If classed as a security, digital assets would be subject to federal securities law, they would fall within the ambit of the SEC and would need to be traded via a securities exchange or SEC-registered broker-dealer. That would take unregulated crypto trading platforms out of the mix and would severely hamper protocols with tokens that aren’t designed as investment instruments.

Both the past and present SEC chairs have stepped gingerly around the subject, hinting that the regulator considers all digital assets (with the exception of Bitcoin) to be securities but stopping short of actually confirming it.

The impact of this approach has been to chase innovators out of the U.S. to markets with regulatory clarity, where there is less risk of projects being derailed or shut down instantly by the regulator.

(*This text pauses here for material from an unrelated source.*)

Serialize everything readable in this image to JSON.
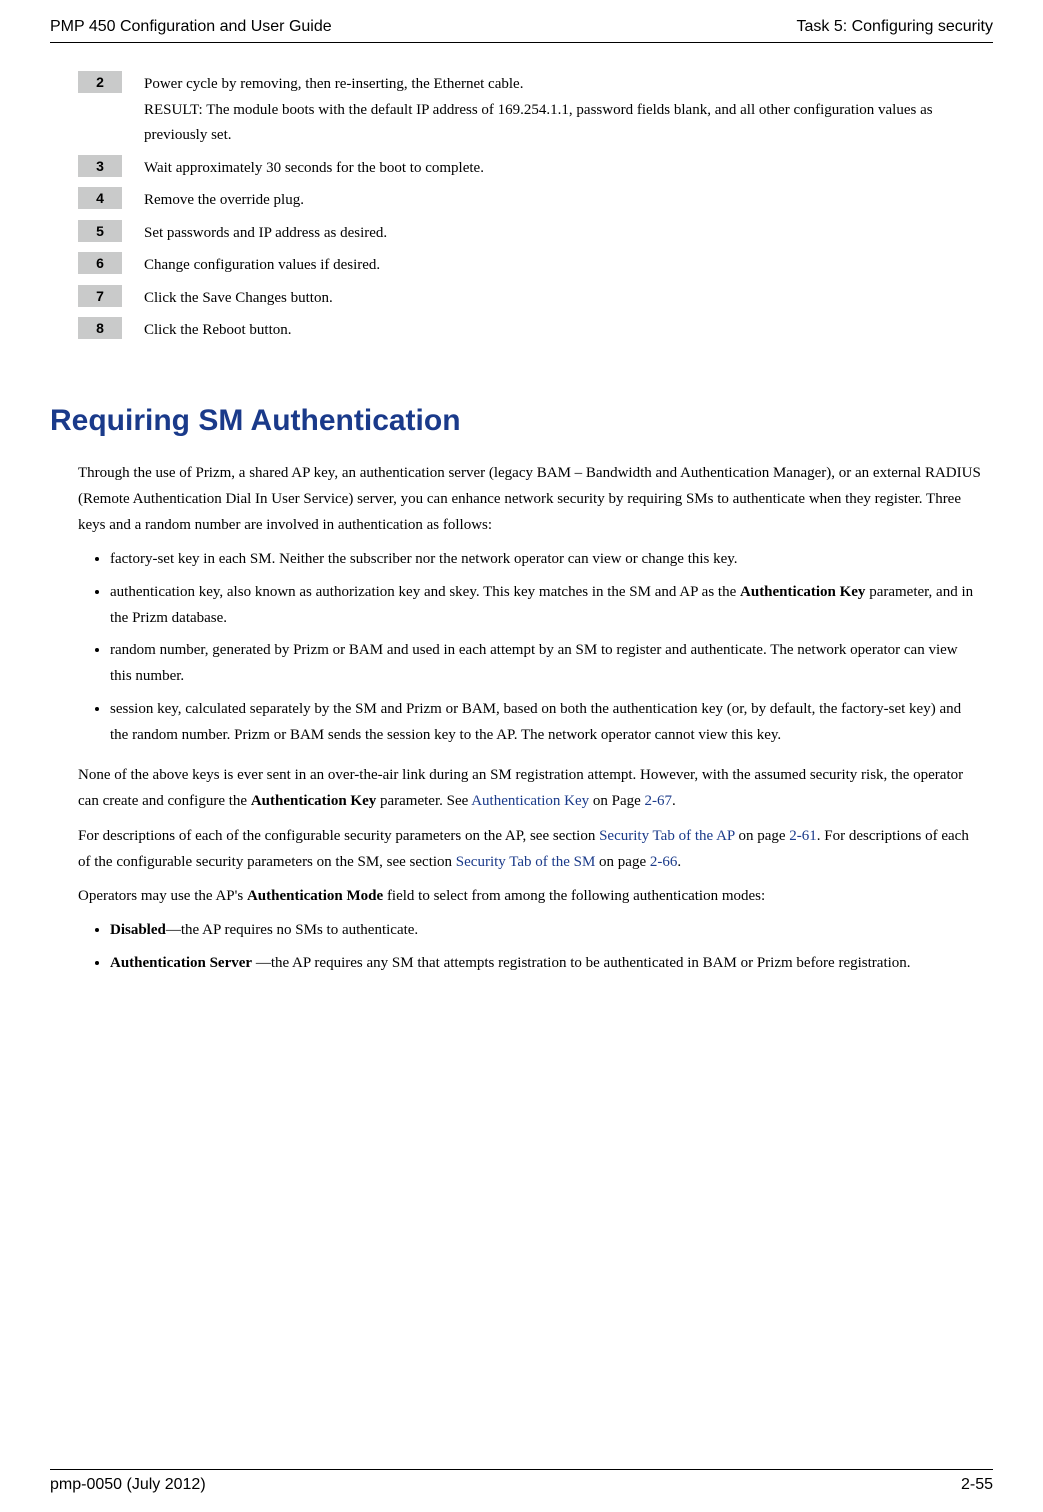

But the tide is changing and the SEC is making great efforts to better understand the crypto industry. It will head up an international DeFi working group within IOSCO to “further explore the market integrity, investor protection and financial stability risks of DeFi”, building on the regulator's DeFi report published earlier this year.

We’ve also seen the introduction of two bipartisan crypto bills this year, the Lummis-Gillibrand Responsible Financial Innovation Act and the Digital Commodities Consumer Protection Act of 2022. Digital assets are a thorny topic for an election year, and both are unlikely to pass, but they do demonstrate a growing understanding among lawmakers across the aisle of the problems facing crypto regulation in the U.S.

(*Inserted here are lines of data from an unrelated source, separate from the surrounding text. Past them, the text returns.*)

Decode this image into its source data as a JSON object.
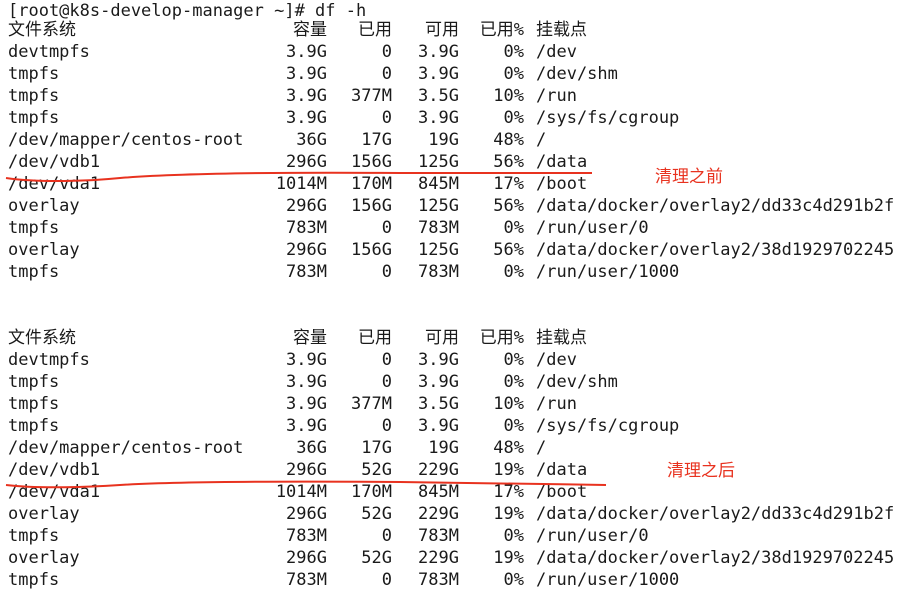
{
  "prompt": "[root@k8s-develop-manager ~]# df -h",
  "headers": [
    "文件系统",
    "容量",
    "已用",
    "可用",
    "已用%",
    "挂载点"
  ],
  "before": {
    "rows": [
      [
        "devtmpfs",
        "3.9G",
        "0",
        "3.9G",
        "0%",
        "/dev"
      ],
      [
        "tmpfs",
        "3.9G",
        "0",
        "3.9G",
        "0%",
        "/dev/shm"
      ],
      [
        "tmpfs",
        "3.9G",
        "377M",
        "3.5G",
        "10%",
        "/run"
      ],
      [
        "tmpfs",
        "3.9G",
        "0",
        "3.9G",
        "0%",
        "/sys/fs/cgroup"
      ],
      [
        "/dev/mapper/centos-root",
        "36G",
        "17G",
        "19G",
        "48%",
        "/"
      ],
      [
        "/dev/vdb1",
        "296G",
        "156G",
        "125G",
        "56%",
        "/data"
      ],
      [
        "/dev/vda1",
        "1014M",
        "170M",
        "845M",
        "17%",
        "/boot"
      ],
      [
        "overlay",
        "296G",
        "156G",
        "125G",
        "56%",
        "/data/docker/overlay2/dd33c4d291b2f"
      ],
      [
        "tmpfs",
        "783M",
        "0",
        "783M",
        "0%",
        "/run/user/0"
      ],
      [
        "overlay",
        "296G",
        "156G",
        "125G",
        "56%",
        "/data/docker/overlay2/38d1929702245"
      ],
      [
        "tmpfs",
        "783M",
        "0",
        "783M",
        "0%",
        "/run/user/1000"
      ]
    ]
  },
  "after": {
    "rows": [
      [
        "devtmpfs",
        "3.9G",
        "0",
        "3.9G",
        "0%",
        "/dev"
      ],
      [
        "tmpfs",
        "3.9G",
        "0",
        "3.9G",
        "0%",
        "/dev/shm"
      ],
      [
        "tmpfs",
        "3.9G",
        "377M",
        "3.5G",
        "10%",
        "/run"
      ],
      [
        "tmpfs",
        "3.9G",
        "0",
        "3.9G",
        "0%",
        "/sys/fs/cgroup"
      ],
      [
        "/dev/mapper/centos-root",
        "36G",
        "17G",
        "19G",
        "48%",
        "/"
      ],
      [
        "/dev/vdb1",
        "296G",
        "52G",
        "229G",
        "19%",
        "/data"
      ],
      [
        "/dev/vda1",
        "1014M",
        "170M",
        "845M",
        "17%",
        "/boot"
      ],
      [
        "overlay",
        "296G",
        "52G",
        "229G",
        "19%",
        "/data/docker/overlay2/dd33c4d291b2f"
      ],
      [
        "tmpfs",
        "783M",
        "0",
        "783M",
        "0%",
        "/run/user/0"
      ],
      [
        "overlay",
        "296G",
        "52G",
        "229G",
        "19%",
        "/data/docker/overlay2/38d1929702245"
      ],
      [
        "tmpfs",
        "783M",
        "0",
        "783M",
        "0%",
        "/run/user/1000"
      ]
    ]
  },
  "annotations": {
    "before_label": "清理之前",
    "after_label": "清理之后"
  },
  "colors": {
    "annotation": "#e8321f",
    "highlight_row": "#e9e9f7",
    "text": "#1a1a1a"
  }
}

Both bills work to establish jurisdiction between the Commodities Future Trading Commission (CFTC) and SEC. Unfortunately, it's a feat that requires a clear definition of which digital assets constitute a security and, since both bills default to applying Howey, it’s not a solution either provides.

A regulatory blueprint for DeFi

Just as the DeFi industry is bifurcating into regulated and unregulated entities, so too are we seeing a divide open up between national regulators. The different approaches of the SEC and BaFin are just two examples of a situation that is playing out daily around the world.

Never before has the impact of a regulator supportive of development been so obvious. Innovations are coming thick and fast, and regulators that don’t make efforts to understand the technology, support its development, and regulate it appropriately pose a serious risk to the growth of their economies.

Forward-looking regulators such as BaFin have been successful because they sought to understand the potential of the technology. By engaging with entrepreneurs and innovators of all sizes rather than just big players, BaFin has developed a broad understanding and position that will be applicable for years to come.

If the SEC wants to understand what the future of DeFi is in the U.S., it can look into use cases in Germany and how they operate in practice. It will find a fully-fledged regulatory blueprint to follow.

Philipp Pieper is co-founder of Swarm, a regulated DeFi platform under BaFin in Germany. He sits on the Digital Finance Forum, which advises the German finance minister on the future of financial markets.